Mayor Reed spoke about his decision Thursday during a rare appearance at a meeting of the board. One of the seats on the Atlanta Citizen Review Board—the one appointed by the mayor— has been vacant for more than three years.

The board has expressed concern recently that Atlanta Police Chief George Turner has only upheld its recommendations 25 percent of the time.

“I think one of the things we can do better in my office is stronger monitoring of the decisions that are set forth from this body, and I think that would probably influence the police chief’s position on those matters,” said Mayor Reed. “It’s always important to have minority voices that are particularly targeted in the city of Atlanta in a disproportionate fashion.”

The mayor pledged to be more involved in a group he considers to be independent guardians of officer interactions with citizens. “I just wanted you to know that I value you. And even when we disagree, I know that you’re doing important work,” said Reed.

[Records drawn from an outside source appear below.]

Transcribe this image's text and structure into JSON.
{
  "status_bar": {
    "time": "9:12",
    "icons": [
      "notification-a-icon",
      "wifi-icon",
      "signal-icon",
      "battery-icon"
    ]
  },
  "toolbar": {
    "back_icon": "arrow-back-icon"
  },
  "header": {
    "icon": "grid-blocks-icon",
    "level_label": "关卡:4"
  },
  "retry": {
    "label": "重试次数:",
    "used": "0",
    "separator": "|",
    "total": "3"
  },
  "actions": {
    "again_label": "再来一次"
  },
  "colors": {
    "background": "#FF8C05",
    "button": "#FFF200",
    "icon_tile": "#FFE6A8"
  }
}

“I am pleased to appoint Tracee McDaniel to serve on the Atlanta Citizen Review Board,” Mayor Reed said in a written statement. “As a life-long advocate for the transgender community, Ms. McDaniel will bring an important perspective and a lifetime of experience to this role.”

Reed said given the climate currently between residents and the police, putting someone from the transgender community on the board allows them to hear a unique voice. “Giving them a role on this body, I think, amplifies that voice and informs us,” said Reed.

Reed said Friday, he plans to be more involved in the board in the future.

Buckhead resident Bill Bozarth discusses his work as a member of the Atlanta Citizen Review Board to the NPU-B board on Aug. 2.

Buckhead resident Bill Bozarth discusses his work as a member of the Atlanta Citizen Review Board to the NPU-B board on Aug. 2.

“The citizens review board is very important and I think a lot of people are talking about it as a national model,” Reed said.

McDaniel is the founder and executive director of the Juxtaposed Center for Transformation, Incorporated, an advocacy, consulting and social services referral organization dedicated to empowering the diverse transgender and gender non-conforming community.

“As a life-long advocate for the transgender community, Ms. McDaniel will bring an important perspective and a lifetime of experience to this role,” said Mayor Reed. “It is always essential to have minority voices in the room, and our LGBTQ community has a tremendous stake in positive police-community relations. I am confident Tracee McDaniel will serve Atlanta with excellence and dedication.”
McDaniel has served on the Atlanta Police Department’s LGBT Advisory Board and facilitated Transgender Cultural Competency training for APD Academy recruits. In 2014, she became a Vetted Trainer for the United States Department of Justice.

One member of the Citizen Review Board, Buckhead resident Bill Bozarth, presented a report to the board of Neighborhood Planning Unit-B Aug. 2 concerning the two-hour meeting that Mayor Reed held with the representatives of the group that demonstrated in front of the Governor’s mansion last month.

The four-year board member, said the demonstrators had four specific demands for the mayor: (1) A complete overhaul of APD training, (2) End of excessive force in black neighborhoods and canceling of Operation Whiplash, (3) Expanded authority to prosecute criminal behavior by police officers, and (4) Redirect he city’s budget and funding allocations to provide more money for affordable housing, access to quality education and access to health care resources.

Bozarth, who for years represented Garden Hills on the NPU board, told the NPU-B board the mayor’s response was that he would consider their demands and answer them.